Simon Kinny-Lewis Band – Bad Whiskey | Album Review

Simon Kinny-Lewis Band – Bad Whiskey

Self-Release – 2018

11 tracks; 49 minutes

This Australian band gives us a predominantly rock CD with three covers and eight originals, six by guitarist/vocalist Simon Kinny-Lewis and two by bassist Rob Ewan. The rest of the band is Shannon Stitt on keys and Tony Boyd on drums and Brett Garsed adds slide guitar to two tracks. The band is clearly experienced as this is their sixth album, one a year since 2013, though this is the first that this reviewer has heard.

The album opens with the band’s version of Amos Milburn’s “Bad Bad Whiskey” which rocks along well with something of a ZZ Top feel. We then get two of Simon’s songs: “Prison Of Love” is a heavy rocker with Simon’s tough vocals and lots of brooding guitar which leads into a screaming solo; in contrast “Angel Like You” has a far lighter touch with the keys underpinning a catchy tune with an uplifting chorus and a good guitar solo. The band covers Robben Ford’s “Midnight Comes Too Soon” from his One Day In Nashville album and does a solid job with Simon’s vocals and guitar both excellent before “If You Go” which is a melodic tune with some very good guitar work in a plucked note style, adding a different feel.

Next up are Rob’s two songs and, perhaps not surprisingly, “Caged Up” starts with bubbling bass that is picked up by the rest of the band for a funky outing with Simon playing a solo that contains elements of jazz-rock; “Straight Talker” is a slower tune with plenty of slide and another strong chorus.

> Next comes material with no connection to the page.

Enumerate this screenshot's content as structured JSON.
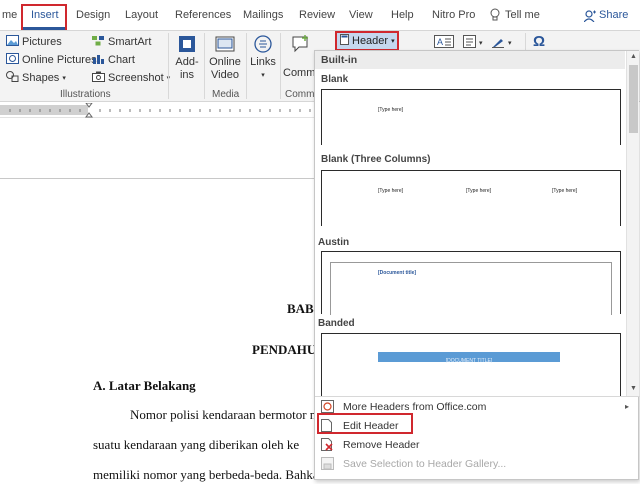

Simon’s “Beyond Missouri Skies” is a tribute to his late brother Derek, another slower tune with the keys providing warm backing for Simon’s heartfelt vocals. It is the longest track on the album and runs to over six minutes with a significant part of that taken over by Simon’s searing guitar work. The mood lightens with “New Orleans Woman”, a catchy tune with a little country twang, the guitar definitely bringing “Honky Tonk Women” to mind, before the final original, “Goodbye Baby”, which has rather more blues content with Simon’s anguished vocal and emotional guitar. The album closes with a very different interpretation of JB Lenoir’s “Down In Mississippi” which, to this reviewer’s ears, draws its inspiration from Robben Ford. Brett’s slide and Simon’s soaring guitar are both striking and the melodic reinterpretation of the song works well though I doubt that JB would recognize it!

Overall there is little here to interest diehard blues fans but plenty to interest guitar aficionados as Simon demonstrates a good range in his playing. One for fans of melodic rock to investigate.